2. Don’t give up or pass your date so quickly. Some of the great and long-lasting relationships took off with a bad start. Let the dust settle and give your date sometime. If you realize that there is a potential in this relationship, despite the bad start, then give it a second chance.
3. Find out if mutual compatibility was an issue. There is a possibility that you had a bad date because both of you didn’t have the same energy, sense of humor, communication style, same interests and so on. Finding these qualities early on will help you on your future dates.
4. Sometimes dates go bad both parties are immensely nervous, and expectations were very high. It can cause both you and your date to start off the date with the wrong foot and create a bad impression.
5. Be responsible for your role. If your date didn’t take off as expected, then take some responsibility on your part why went wrong on the date. It can’t be that your date was responsible for the lackluster date all along.
6. If you need to apologize – apologize. Maybe you said something offensive or hurtful or passed on an insensitive remark.

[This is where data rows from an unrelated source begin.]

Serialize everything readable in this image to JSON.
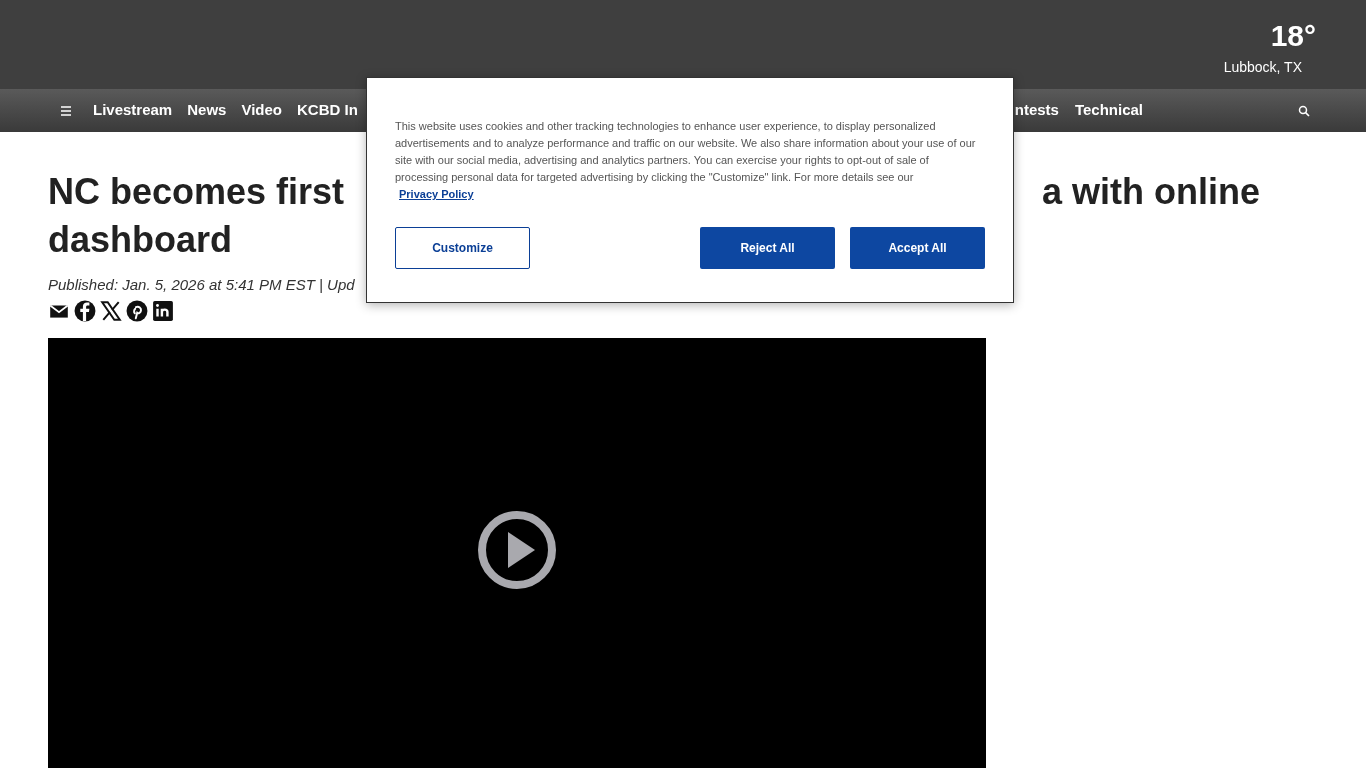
{
  "weather": {
    "temperature": "18°",
    "location": "Lubbock, TX"
  },
  "nav": {
    "items_left": [
      "Livestream",
      "News",
      "Video",
      "KCBD In"
    ],
    "items_right": [
      "ntests",
      "Technical"
    ]
  },
  "article": {
    "headline_parts": [
      "NC becomes first",
      "a with online",
      "dashboard"
    ],
    "byline": "Published: Jan. 5, 2026 at 5:41 PM EST | Upd",
    "share": [
      {
        "kind": "email"
      },
      {
        "kind": "facebook"
      },
      {
        "kind": "x"
      },
      {
        "kind": "pinterest"
      },
      {
        "kind": "linkedin"
      }
    ]
  },
  "cookie_dialog": {
    "text": "This website uses cookies and other tracking technologies to enhance user experience, to display personalized advertisements and to analyze performance and traffic on our website. We also share information about your use of our site with our social media, advertising and analytics partners. You can exercise your rights to opt-out of sale of processing personal data for targeted advertising by clicking the \"Customize\" link. For more details see our",
    "link": "Privacy Policy",
    "buttons": [
      {
        "label": "Customize",
        "kind": "outline"
      },
      {
        "label": "Reject All",
        "kind": "filled"
      },
      {
        "label": "Accept All",
        "kind": "filled"
      }
    ]
  }
}
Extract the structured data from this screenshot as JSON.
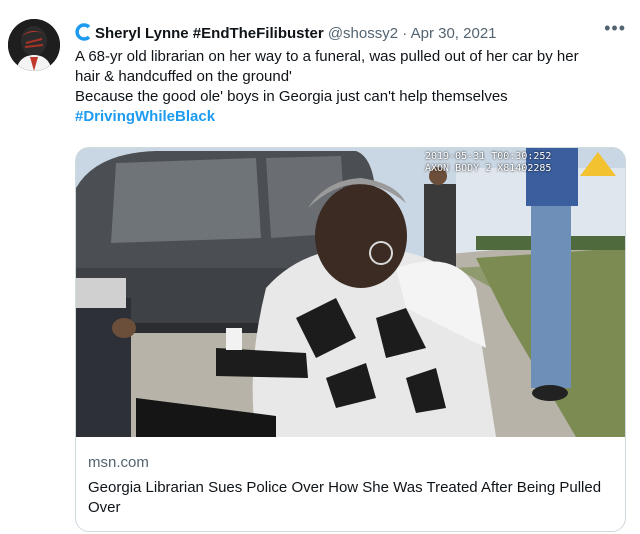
{
  "tweet": {
    "author_name": "Sheryl Lynne #EndTheFilibuster",
    "handle": "@shossy2",
    "separator": "·",
    "date": "Apr 30, 2021",
    "more_icon": "more-horizontal-icon",
    "lines": [
      "A 68-yr old librarian on her way to a funeral, was pulled out of her car by her",
      "hair & handcuffed on the ground'",
      "Because the good ole' boys in Georgia just can't help themselves"
    ],
    "hashtag": "#DrivingWhileBlack",
    "accent_color": "#1d9bf0"
  },
  "card": {
    "overlay_line1": "2019-05-31 T00:30:252",
    "overlay_line2": "AXON BODY 2 X81402285",
    "domain": "msn.com",
    "title": "Georgia Librarian Sues Police Over How She Was Treated After Being Pulled Over"
  }
}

Maybe you didn’t give the other person full attention or forgot some manners. If that’s the situation, there’s nothing wrong in acknowledging the mistakes.
7. Don’t be too hard or blame yourself or the other person for the lackluster date. If the date didn’t work out, it only didn’t work out. It’s a part of the dating process. Don’t take it personally. You and your partner might be tempted that maybe there’s something wrong with both of you, but it’s not.
8. Showcase your sense of humor. Your ability to laugh at yourself and the bad date experience itself is an important source of energy.
9. Boost your courage. A wrong date might rob you of your enthusiasm and excitement to go on dates. Don’t give up on yourself, and who knows your next date will find the greatest one you will have!
Human natures are imperfect. Acknowledge imperfection as part of the dating process. Few dates, even the best ones hardly go flawlessly, and almost so-called great dates are full of flaws. So, lighten up, stop blaming yourself, get out in the dating scene, find someone you like and don’t ever get obsessed with being a perfectionist.